Enhancing Reinforcement learning in 3-Dimensional Hydrophobic-Polar Protein Folding Model with Attention-based layers

TL;DR

This paper tackles 3D hydrophobic–polar protein folding by casting folding as a reinforcement learning task within a self-avoiding walk environment and solving it with a Transformer-based DQN enhanced by dueling and double Q-learning, prioritized replay, and symmetry-breaking constraints. The approach represents states as sequences processed by Transformer encoders, yielding a global state representation via a CLS token and leveraging positional encoding to capture residue order. Empirical results on standard benchmarks show competitive performance, achieving best-known values for several sequences and near-optimal results for longer chains, while also revealing sensitivity to hyperparameters and exploration strategies. The work demonstrates the potential of attention-based reinforcement learning for lattice HP folding and highlights clear avenues for future improvements, including systematic ablations, advanced exploration methods, and extensions to 2D/3D folding problems.

Abstract

Transformer-based architectures have recently propelled advances in sequence modeling across domains, but their application to the hydrophobic-hydrophilic (H-P) model for protein folding remains relatively unexplored. In this work, we adapt a Deep Q-Network (DQN) integrated with attention mechanisms (Transformers) to address the 3D H-P protein folding problem. Our system formulates folding decisions as a self-avoiding walk in a reinforced environment, and employs a specialized reward function based on favorable hydrophobic interactions. To improve performance, the method incorporates validity check including symmetry-breaking constraints, dueling and double Q-learning, and prioritized replay to focus learning on critical transitions. Experimental evaluations on standard benchmark sequences demonstrate that our approach achieves several known best solutions for shorter sequences, and obtains near-optimal results for longer chains. This study underscores the promise of attention-based reinforcement learning for protein folding, and created a prototype of Transformer-based Q-network structure for 3-dimensional lattice models.

Figures (5)

• Figure 1: Overall Training Data Flow. The process begins with an empty folding environment, where the initial state $s_0$ is obtained by the agent. The agent iteratively follows a state-action-reward cycle until an episode terminates. After termination, the reward is backpropagated through each step and the environment is reset empty for the next episode. Training of the policy network is performed on a batch of samples from the replay memory after each step.

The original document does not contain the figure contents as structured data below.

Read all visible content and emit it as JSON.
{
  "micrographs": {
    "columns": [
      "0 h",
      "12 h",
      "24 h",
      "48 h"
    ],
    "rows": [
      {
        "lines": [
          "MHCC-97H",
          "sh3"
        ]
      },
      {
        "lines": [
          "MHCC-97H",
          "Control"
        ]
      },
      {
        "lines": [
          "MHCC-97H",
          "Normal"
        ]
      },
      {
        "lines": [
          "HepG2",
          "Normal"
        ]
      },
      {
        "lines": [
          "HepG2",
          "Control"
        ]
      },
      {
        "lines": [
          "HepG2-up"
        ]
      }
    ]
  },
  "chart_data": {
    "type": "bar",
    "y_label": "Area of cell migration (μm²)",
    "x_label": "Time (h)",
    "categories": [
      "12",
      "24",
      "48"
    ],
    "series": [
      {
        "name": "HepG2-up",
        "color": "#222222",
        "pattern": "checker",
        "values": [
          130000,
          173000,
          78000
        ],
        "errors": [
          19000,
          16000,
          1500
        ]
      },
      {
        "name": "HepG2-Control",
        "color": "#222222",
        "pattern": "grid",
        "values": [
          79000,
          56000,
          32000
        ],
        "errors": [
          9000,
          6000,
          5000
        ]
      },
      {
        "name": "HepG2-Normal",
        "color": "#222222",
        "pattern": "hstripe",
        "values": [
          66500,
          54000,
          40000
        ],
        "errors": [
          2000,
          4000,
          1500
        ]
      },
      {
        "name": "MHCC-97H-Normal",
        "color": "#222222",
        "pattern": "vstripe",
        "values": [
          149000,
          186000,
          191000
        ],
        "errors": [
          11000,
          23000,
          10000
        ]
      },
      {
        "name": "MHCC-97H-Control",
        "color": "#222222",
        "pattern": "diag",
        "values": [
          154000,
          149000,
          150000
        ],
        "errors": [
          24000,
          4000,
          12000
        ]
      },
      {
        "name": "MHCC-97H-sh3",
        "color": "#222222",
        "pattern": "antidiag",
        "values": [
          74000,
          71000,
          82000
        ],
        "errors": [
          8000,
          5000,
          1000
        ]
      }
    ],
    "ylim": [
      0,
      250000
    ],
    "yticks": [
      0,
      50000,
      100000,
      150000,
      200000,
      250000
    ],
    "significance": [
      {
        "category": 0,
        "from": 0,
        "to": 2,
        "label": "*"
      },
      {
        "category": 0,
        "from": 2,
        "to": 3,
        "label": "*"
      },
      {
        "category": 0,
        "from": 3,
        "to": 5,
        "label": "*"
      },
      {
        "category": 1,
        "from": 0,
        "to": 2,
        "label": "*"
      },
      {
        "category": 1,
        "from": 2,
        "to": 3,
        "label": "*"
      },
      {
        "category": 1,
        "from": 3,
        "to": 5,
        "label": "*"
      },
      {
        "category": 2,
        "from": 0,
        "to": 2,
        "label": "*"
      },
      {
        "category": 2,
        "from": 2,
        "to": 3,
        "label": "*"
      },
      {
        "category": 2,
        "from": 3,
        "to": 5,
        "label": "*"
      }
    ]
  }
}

The target network is periodically updated by copying the parameters of the policy network.
• Figure 2: Three steps for canceling symmetrical structures. Step 1: Eliminate the first action, canceling 6 central symmetrical structures around (0,0,0). Step 2: Eliminate the first non-forward action, canceling 4 rotational symmetrical structures around the x-axis. Step 3: Eliminate the first up-or-down action, canceling 2 mirror-image structures around the xy-plane.
• Figure 3: Invalid move scenarios for a sequence of length 13 on a 2D lattice. In scenario (a), the depicted move exceeds the outbound limit of $\frac{length}{2} = 6.5$. In scenario (b), an overlap occurs at the amino acid positions $(0,0)$ or $(1,1)$ for the two depicted moves. In scenario (c), no further moves can be made without resulting in a collision after the depicted move. In scenario (d), the depicted move is currently valid and not trapped, but prevents the successful placement of all 13 amino acids in subsequent steps.
• Figure 4: Training Curves for Sequences 1 and 7. The reward is assigned as a positive value equivalent to the absolute value of the energy value. In (a), the evaluation for Sequence 1 converged to an optimal value of -11 but subsequently degraded after convergence. In (b), the evaluation metric for Sequence 7 failed to stabilize at any specific value, and no evaluated model attained the optimal value of -49 identified during training.
• Figure 5: Optimal structures identified in Sequence 1. All structures were found during simulation episodes. Structure (b) diverges from the others at the 9th action, while (d) differs from (a) and (c) beginning at the 14th action. Further differences occur at the 15th action between (c) and (d).